Bitcoin spadł aż o 5% w ciągu 24 godzin, BNB spadł o 9%, a akcje Coinbase (COIN) spadły nawet o 25%. Jednak we wtorek wieczorem rynek zaczął się umacniać i doszło do kilku short squeezów, co zmusiło traderów do pozbycia się negatywnych wiadomości ze swoich pozycji. Bitcoin powrócił do swojej pierwotnej wartości.

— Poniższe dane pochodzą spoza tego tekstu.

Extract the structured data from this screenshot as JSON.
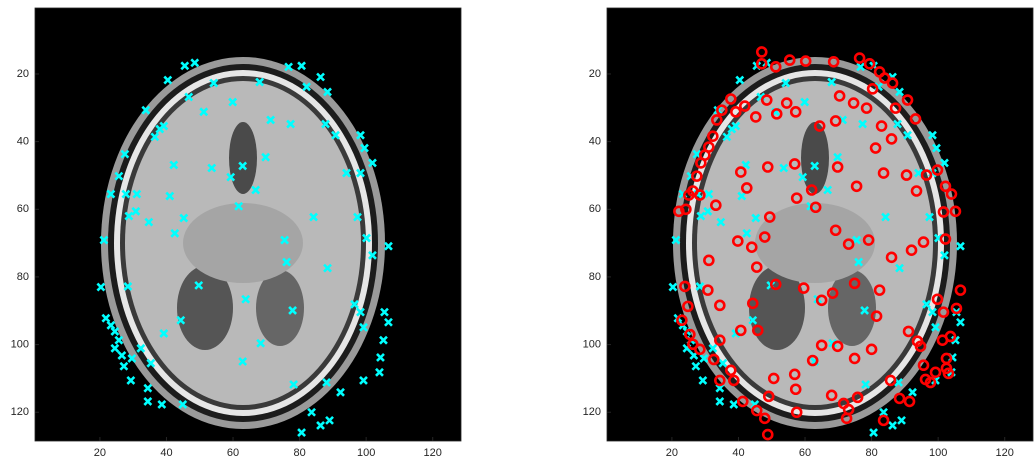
{
  "chart_data": [
    {
      "type": "scatter",
      "xlim": [
        0.5,
        128.5
      ],
      "ylim": [
        0.5,
        128.5
      ],
      "y_reversed": true,
      "xticks": [
        20,
        40,
        60,
        80,
        100,
        120
      ],
      "yticks": [
        20,
        40,
        60,
        80,
        100,
        120
      ],
      "series": [
        {
          "color": "#00ffff",
          "marker": "x",
          "x": [
            45.5,
            48.5,
            40.4,
            54.2,
            46.7,
            33.8,
            39.2,
            38,
            36.5,
            51.2,
            59.9,
            68,
            76.7,
            80.6,
            86.3,
            82.1,
            88.4,
            71.3,
            77.3,
            87.8,
            90.8,
            98.3,
            99.5,
            101.9,
            94.1,
            98.3,
            27.5,
            25.7,
            23.3,
            27.8,
            31.1,
            28.7,
            34.7,
            21.2,
            42.5,
            45.2,
            30.8,
            41,
            42.2,
            53.6,
            59.3,
            62.9,
            61.7,
            69.8,
            66.8,
            84.2,
            97.4,
            106.7,
            100.1,
            101.9,
            88.4,
            75.5,
            76.1,
            49.7,
            20.3,
            28.4,
            63.8,
            77.9,
            44.3,
            39.2,
            68.3,
            62.9,
            78.2,
            88.1,
            92.3,
            83.6,
            86.3,
            89,
            80.6,
            96.5,
            98.3,
            99.2,
            105.5,
            106.7,
            105.2,
            104.3,
            104,
            99.2,
            21.8,
            23.3,
            24.5,
            25.7,
            24.5,
            26.6,
            29.6,
            27.2,
            29.3,
            34.4,
            34.4,
            38.6,
            35.3,
            32.3,
            44.9
          ],
          "y": [
            17.6,
            16.7,
            21.8,
            22.7,
            26.8,
            30.7,
            35.4,
            36.3,
            38.6,
            31.2,
            28.3,
            22.4,
            17.9,
            17.6,
            20.9,
            23.8,
            25.3,
            33.6,
            34.8,
            34.8,
            38.1,
            38.1,
            41.9,
            46.3,
            49.3,
            49.3,
            43.7,
            50.2,
            55.5,
            55.5,
            55.5,
            62,
            63.8,
            69.1,
            67.1,
            62.6,
            60.6,
            56.1,
            46.9,
            47.8,
            50.5,
            47.2,
            59.1,
            44.6,
            54.3,
            62.3,
            62.3,
            70.9,
            68.5,
            73.6,
            77.4,
            69.1,
            75.6,
            82.5,
            83,
            82.8,
            86.6,
            89.9,
            92.8,
            96.7,
            99.6,
            105,
            111.8,
            111.2,
            114.1,
            120,
            123.9,
            122.4,
            126,
            88.1,
            90.4,
            94.9,
            90.4,
            93.4,
            98.7,
            103.8,
            108.2,
            110.6,
            92.2,
            94.3,
            96.1,
            98.7,
            101.1,
            103.2,
            104.1,
            106.4,
            110.6,
            112.9,
            116.8,
            117.7,
            105.5,
            101.1,
            117.7
          ]
        }
      ]
    },
    {
      "type": "scatter",
      "xlim": [
        0.5,
        128.5
      ],
      "ylim": [
        0.5,
        128.5
      ],
      "y_reversed": true,
      "xticks": [
        20,
        40,
        60,
        80,
        100,
        120
      ],
      "yticks": [
        20,
        40,
        60,
        80,
        100,
        120
      ],
      "series": [
        {
          "color": "#00ffff",
          "marker": "x",
          "x": [
            45.5,
            48.5,
            40.4,
            54.2,
            46.7,
            33.8,
            39.2,
            38,
            36.5,
            51.2,
            59.9,
            68,
            76.7,
            80.6,
            86.3,
            82.1,
            88.4,
            71.3,
            77.3,
            87.8,
            90.8,
            98.3,
            99.5,
            101.9,
            94.1,
            98.3,
            27.5,
            25.7,
            23.3,
            27.8,
            31.1,
            28.7,
            34.7,
            21.2,
            42.5,
            45.2,
            30.8,
            41,
            42.2,
            53.6,
            59.3,
            62.9,
            61.7,
            69.8,
            66.8,
            84.2,
            97.4,
            106.7,
            100.1,
            101.9,
            88.4,
            75.5,
            76.1,
            49.7,
            20.3,
            28.4,
            63.8,
            77.9,
            44.3,
            39.2,
            68.3,
            62.9,
            78.2,
            88.1,
            92.3,
            83.6,
            86.3,
            89,
            80.6,
            96.5,
            98.3,
            99.2,
            105.5,
            106.7,
            105.2,
            104.3,
            104,
            99.2,
            21.8,
            23.3,
            24.5,
            25.7,
            24.5,
            26.6,
            29.6,
            27.2,
            29.3,
            34.4,
            34.4,
            38.6,
            35.3,
            32.3,
            44.9
          ],
          "y": [
            17.6,
            16.7,
            21.8,
            22.7,
            26.8,
            30.7,
            35.4,
            36.3,
            38.6,
            31.2,
            28.3,
            22.4,
            17.9,
            17.6,
            20.9,
            23.8,
            25.3,
            33.6,
            34.8,
            34.8,
            38.1,
            38.1,
            41.9,
            46.3,
            49.3,
            49.3,
            43.7,
            50.2,
            55.5,
            55.5,
            55.5,
            62,
            63.8,
            69.1,
            67.1,
            62.6,
            60.6,
            56.1,
            46.9,
            47.8,
            50.5,
            47.2,
            59.1,
            44.6,
            54.3,
            62.3,
            62.3,
            70.9,
            68.5,
            73.6,
            77.4,
            69.1,
            75.6,
            82.5,
            83,
            82.8,
            86.6,
            89.9,
            92.8,
            96.7,
            99.6,
            105,
            111.8,
            111.2,
            114.1,
            120,
            123.9,
            122.4,
            126,
            88.1,
            90.4,
            94.9,
            90.4,
            93.4,
            98.7,
            103.8,
            108.2,
            110.6,
            92.2,
            94.3,
            96.1,
            98.7,
            101.1,
            103.2,
            104.1,
            106.4,
            110.6,
            112.9,
            116.8,
            117.7,
            105.5,
            101.1,
            117.7
          ]
        },
        {
          "color": "#ff0000",
          "marker": "o",
          "x": [
            47,
            47,
            51.2,
            55.4,
            60.2,
            68.6,
            76.4,
            79.4,
            82.4,
            83.9,
            86.3,
            80.3,
            70.4,
            74.6,
            78.5,
            87.2,
            90.8,
            93.2,
            86,
            83,
            69.2,
            64.4,
            57.2,
            54.5,
            51.5,
            48.5,
            45.2,
            41.9,
            39.2,
            37.7,
            35,
            33.5,
            32.3,
            31.1,
            29.9,
            28.7,
            27.5,
            26.3,
            25.1,
            24.2,
            22.1,
            28.4,
            33.2,
            40.7,
            42.5,
            48.8,
            56.9,
            62,
            69.8,
            75.5,
            81.2,
            83.6,
            90.5,
            93.5,
            96.5,
            99.8,
            102.2,
            104,
            105.2,
            101.6,
            102.2,
            95.6,
            92,
            86,
            79.1,
            73.1,
            69.2,
            63.2,
            57.5,
            49.4,
            47.9,
            39.8,
            44,
            45.5,
            31.1,
            23.9,
            30.8,
            34.4,
            44.3,
            45.8,
            51.2,
            59.6,
            65,
            68.3,
            74.9,
            82.4,
            81.5,
            80,
            74.9,
            69.8,
            65,
            62.3,
            56.9,
            57.2,
            57.5,
            68,
            71.6,
            73.1,
            72.5,
            75.8,
            91.1,
            93.8,
            94.7,
            95.6,
            96.2,
            101.3,
            102.5,
            102.5,
            103.1,
            99.2,
            97.7,
            99.8,
            101.6,
            106.7,
            105.5,
            103.7,
            34.4,
            24.8,
            23,
            25.4,
            28.4,
            32.6,
            34.4,
            38.6,
            41.3,
            45.5,
            49.1,
            50.6,
            37.7,
            47.9,
            48.8,
            85.7,
            88.4,
            91.4,
            83.6,
            26.3,
            40.7
          ],
          "y": [
            13.5,
            17,
            17.9,
            15.9,
            16.2,
            16.4,
            15.3,
            17,
            19.4,
            21.2,
            22.7,
            24.4,
            26.5,
            28.6,
            30.1,
            30.1,
            27.7,
            33.3,
            39.2,
            35.4,
            33.9,
            35.4,
            31.2,
            28.6,
            31.8,
            27.7,
            32.7,
            29.5,
            31.2,
            27.4,
            30.7,
            33.6,
            38.4,
            41.6,
            44,
            46.3,
            50.2,
            54.6,
            55.8,
            60,
            60.6,
            55.8,
            58.8,
            49,
            53.7,
            47.5,
            46.6,
            54.3,
            47.5,
            53.2,
            41.9,
            49.3,
            49.9,
            54.6,
            49.9,
            48.4,
            53.2,
            55.5,
            60.6,
            60.8,
            68.8,
            69.7,
            72.1,
            74.2,
            69.1,
            70.3,
            66.2,
            59.4,
            56.7,
            62.3,
            68.2,
            69.4,
            71.2,
            77.1,
            75.1,
            82.8,
            83.9,
            88.4,
            87.8,
            95.8,
            82.2,
            83.3,
            86.9,
            84.8,
            81.9,
            83.9,
            91.6,
            101.4,
            104.1,
            100.5,
            100.2,
            104.7,
            108.8,
            113.2,
            120,
            115,
            117.4,
            119.2,
            121.8,
            115.6,
            96.1,
            99,
            100.5,
            106.1,
            110.3,
            98.7,
            104.1,
            107,
            108.5,
            108.2,
            111.2,
            86.6,
            90.4,
            83.9,
            89.3,
            97.6,
            98.7,
            88.7,
            92.8,
            97,
            101.4,
            104.4,
            110.6,
            110.6,
            116.8,
            119.5,
            115.3,
            110,
            107.6,
            121.8,
            126.6,
            110.6,
            115.9,
            116.8,
            122.4,
            99.9,
            95.8
          ]
        }
      ]
    }
  ]
}
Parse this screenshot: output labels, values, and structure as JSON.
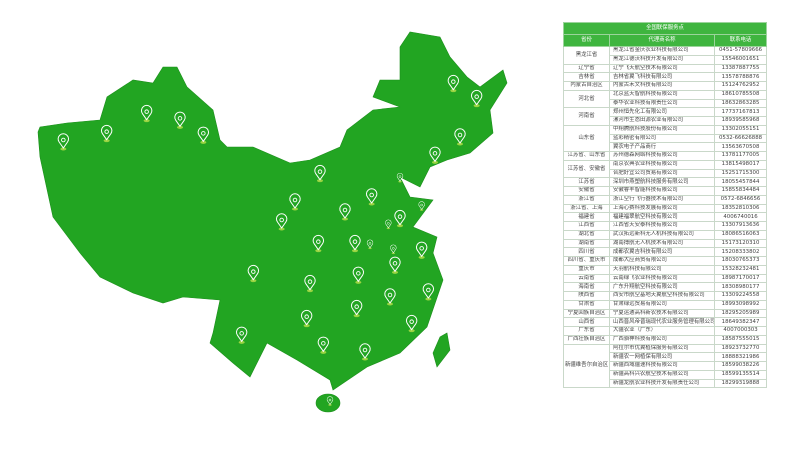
{
  "colors": {
    "map_fill": "#22a522",
    "header_bg": "#3fb53f",
    "pin": "#ffffff"
  },
  "map": {
    "pin_icon": "location-pin-icon"
  },
  "table": {
    "title": "全国联保服务点",
    "headers": [
      "省份",
      "代理商名称",
      "联系电话"
    ],
    "groups": [
      {
        "province": "黑龙江省",
        "rows": [
          [
            "黑龙江省金庆农业科技有限公司",
            "0451-57809666"
          ],
          [
            "黑龙江德沃科技开发有限公司",
            "15546001651"
          ]
        ]
      },
      {
        "province": "辽宁省",
        "rows": [
          [
            "辽宁飞天航空技术有限公司",
            "13387887755"
          ]
        ]
      },
      {
        "province": "吉林省",
        "rows": [
          [
            "吉林省翼飞科技有限公司",
            "13578788876"
          ]
        ]
      },
      {
        "province": "内蒙古自治区",
        "rows": [
          [
            "内蒙古禾文科技有限公司",
            "15124762952"
          ]
        ]
      },
      {
        "province": "河北省",
        "rows": [
          [
            "北京蓝天智航科技有限公司",
            "18610785508"
          ],
          [
            "泰华农业科技有限责任公司",
            "18632863285"
          ]
        ]
      },
      {
        "province": "河南省",
        "rows": [
          [
            "郑州恒先化工有限公司",
            "17737167813"
          ],
          [
            "漯河市生态田源农业有限公司",
            "18939585968"
          ]
        ]
      },
      {
        "province": "山东省",
        "rows": [
          [
            "中翔腾航科技股份有限公司",
            "13302055151"
          ],
          [
            "蓝彩精密有限公司",
            "0532-66626888"
          ],
          [
            "翼农电子产品商行",
            "13563670508"
          ]
        ]
      },
      {
        "province": "江苏省、山东省",
        "rows": [
          [
            "苏州德森网络科技有限公司",
            "13781177005"
          ]
        ]
      },
      {
        "province": "江苏省、安徽省",
        "rows": [
          [
            "南京农典农业科技有限公司",
            "13815498017"
          ],
          [
            "合肥好宜公司贸易有限公司",
            "15251715300"
          ]
        ]
      },
      {
        "province": "江苏省",
        "rows": [
          [
            "深圳市燕塑航科技服务有限公司",
            "18055457844"
          ]
        ]
      },
      {
        "province": "安徽省",
        "rows": [
          [
            "安徽睿丰智能科技有限公司",
            "15855834484"
          ]
        ]
      },
      {
        "province": "浙江省",
        "rows": [
          [
            "浙江空行飞行器技术有限公司",
            "0572-6846656"
          ]
        ]
      },
      {
        "province": "浙江省、上海",
        "rows": [
          [
            "上海心赛科技发展有限公司",
            "18352810306"
          ]
        ]
      },
      {
        "province": "福建省",
        "rows": [
          [
            "福建福翠航空科技有限公司",
            "4006740016"
          ]
        ]
      },
      {
        "province": "江西省",
        "rows": [
          [
            "江西省天安泰科技有限公司",
            "13307913636"
          ]
        ]
      },
      {
        "province": "湖北省",
        "rows": [
          [
            "武汉拓远新科无人机科技有限公司",
            "18086516063"
          ]
        ]
      },
      {
        "province": "湖南省",
        "rows": [
          [
            "湖南搏航无人机技术有限公司",
            "15173120310"
          ]
        ]
      },
      {
        "province": "四川省",
        "rows": [
          [
            "成都农翼吉科技有限公司",
            "15208333802"
          ]
        ]
      },
      {
        "province": "四川省、重庆市",
        "rows": [
          [
            "成都大应商贸有限公司",
            "18030765373"
          ]
        ]
      },
      {
        "province": "重庆市",
        "rows": [
          [
            "天羽航科技有限公司",
            "15328232481"
          ]
        ]
      },
      {
        "province": "云南省",
        "rows": [
          [
            "云南绿飞农业科技有限公司",
            "18987170017"
          ]
        ]
      },
      {
        "province": "海南省",
        "rows": [
          [
            "广东升翔航空科技有限公司",
            "18308980177"
          ]
        ]
      },
      {
        "province": "陕西省",
        "rows": [
          [
            "西安市航空基地天翼航空科技有限公司",
            "13309224558"
          ]
        ]
      },
      {
        "province": "甘肃省",
        "rows": [
          [
            "甘肃绿远贸易有限公司",
            "18993098992"
          ]
        ]
      },
      {
        "province": "宁夏回族自治区",
        "rows": [
          [
            "宁夏运通高科新农技术有限公司",
            "18295205989"
          ]
        ]
      },
      {
        "province": "山西省",
        "rows": [
          [
            "山西晋风帝晋瑞现代农业服务管理有限公司",
            "18649382347"
          ]
        ]
      },
      {
        "province": "广东省",
        "rows": [
          [
            "大疆农业（广东）",
            "4007000303"
          ]
        ]
      },
      {
        "province": "广西壮族自治区",
        "rows": [
          [
            "广西骆神科技有限公司",
            "18587555015"
          ]
        ]
      },
      {
        "province": "新疆维吾尔自治区",
        "rows": [
          [
            "阿拉尔市优翼植保服务有限公司",
            "18923732770"
          ],
          [
            "新疆农一网植保有限公司",
            "18888321986"
          ],
          [
            "新疆西域疆速科技有限公司",
            "18599038226"
          ],
          [
            "新疆高科兴农航空技术有限公司",
            "18599135514"
          ],
          [
            "新疆龙航农业科技开发有限责任公司",
            "18299319888"
          ]
        ]
      }
    ]
  }
}
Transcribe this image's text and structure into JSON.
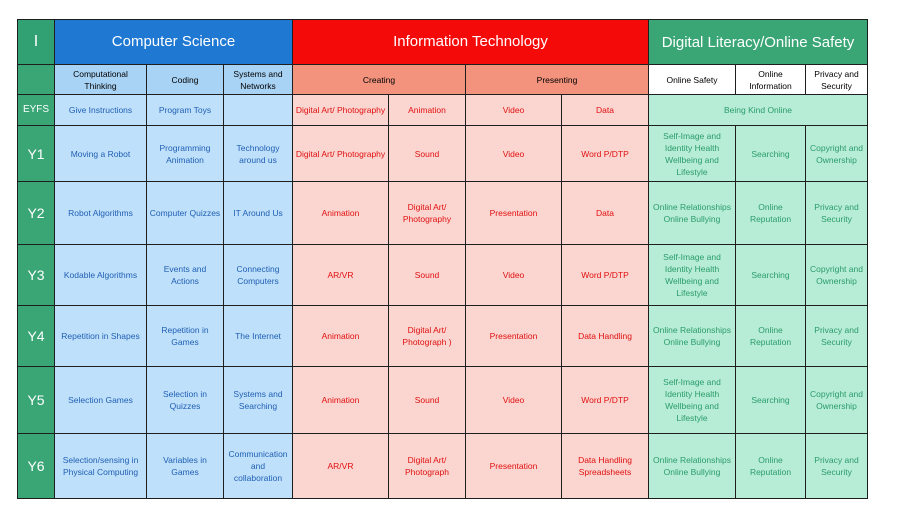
{
  "corner_label": "I",
  "groups": {
    "computer_science": "Computer Science",
    "information_technology": "Information Technology",
    "digital_literacy": "Digital Literacy/Online Safety"
  },
  "subheaders": {
    "computational_thinking": "Computational Thinking",
    "coding": "Coding",
    "systems_networks": "Systems and Networks",
    "creating": "Creating",
    "presenting": "Presenting",
    "online_safety": "Online Safety",
    "online_information": "Online Information",
    "privacy_security": "Privacy and Security"
  },
  "colors": {
    "computer_science": "#1f78d1",
    "information_technology": "#f50a0a",
    "digital_literacy": "#3aa676"
  },
  "eyfs": {
    "year": "EYFS",
    "cells": [
      "Give Instructions",
      "Program Toys",
      "",
      "Digital Art/ Photography",
      "Animation",
      "Video",
      "Data"
    ],
    "dl_merged": "Being Kind Online"
  },
  "rows": [
    {
      "year": "Y1",
      "cells": [
        "Moving a Robot",
        "Programming Animation",
        "Technology around us",
        "Digital Art/ Photography",
        "Sound",
        "Video",
        "Word P/DTP",
        "Self-Image and Identity Health Wellbeing and Lifestyle",
        "Searching",
        "Copyright and Ownership"
      ]
    },
    {
      "year": "Y2",
      "cells": [
        "Robot Algorithms",
        "Computer Quizzes",
        "IT Around Us",
        "Animation",
        "Digital Art/ Photography",
        "Presentation",
        "Data",
        "Online Relationships Online Bullying",
        "Online Reputation",
        "Privacy and Security"
      ]
    },
    {
      "year": "Y3",
      "cells": [
        "Kodable Algorithms",
        "Events and Actions",
        "Connecting Computers",
        "AR/VR",
        "Sound",
        "Video",
        "Word P/DTP",
        "Self-Image and Identity Health Wellbeing and Lifestyle",
        "Searching",
        "Copyright and Ownership"
      ]
    },
    {
      "year": "Y4",
      "cells": [
        "Repetition in Shapes",
        "Repetition in Games",
        "The Internet",
        "Animation",
        "Digital Art/ Photograph )",
        "Presentation",
        "Data Handling",
        "Online Relationships Online Bullying",
        "Online Reputation",
        "Privacy and Security"
      ]
    },
    {
      "year": "Y5",
      "cells": [
        "Selection Games",
        "Selection in Quizzes",
        "Systems and Searching",
        "Animation",
        "Sound",
        "Video",
        "Word P/DTP",
        "Self-Image and Identity Health Wellbeing and Lifestyle",
        "Searching",
        "Copyright and Ownership"
      ]
    },
    {
      "year": "Y6",
      "cells": [
        "Selection/sensing in Physical Computing",
        "Variables in Games",
        "Communication and collaboration",
        "AR/VR",
        "Digital Art/ Photograph",
        "Presentation",
        "Data Handling Spreadsheets",
        "Online Relationships Online Bullying",
        "Online Reputation",
        "Privacy and Security"
      ]
    }
  ]
}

Wszystkie złe rzeczy są po coś i nawet w bezpośrednim ataku SEC na segment kryptowalut można znaleźć jedną pozytywną rzecz. Ethereum, o którym od dawna spekuluje się, że również jest niezarejestrowanym papierem wartościowym i które SEC z pewnością badała, nie jest wspomniane w żadnym z pozwów, więc można założyć, że Komisja zajęła takie samo stanowisko w sprawie duetu kryptowalut, jak w przypadku Bitcoina, a Vitalik Buterin i Fundacja Ethereum, miejmy nadzieję, nie będą skakać sobie do gardeł. Spośród dziesięciu najlepszych kryptowalut, Dogecoin (DOGE) i Litecoin (LTC) powinny być nadal bezpieczne. Wszystkie inne altcoiny (tj. BNB, XRP, ADA, SOL, MATIC, TRX) zostały już oznaczone przez SEC jako niezarejestrowane papiery wartościowe.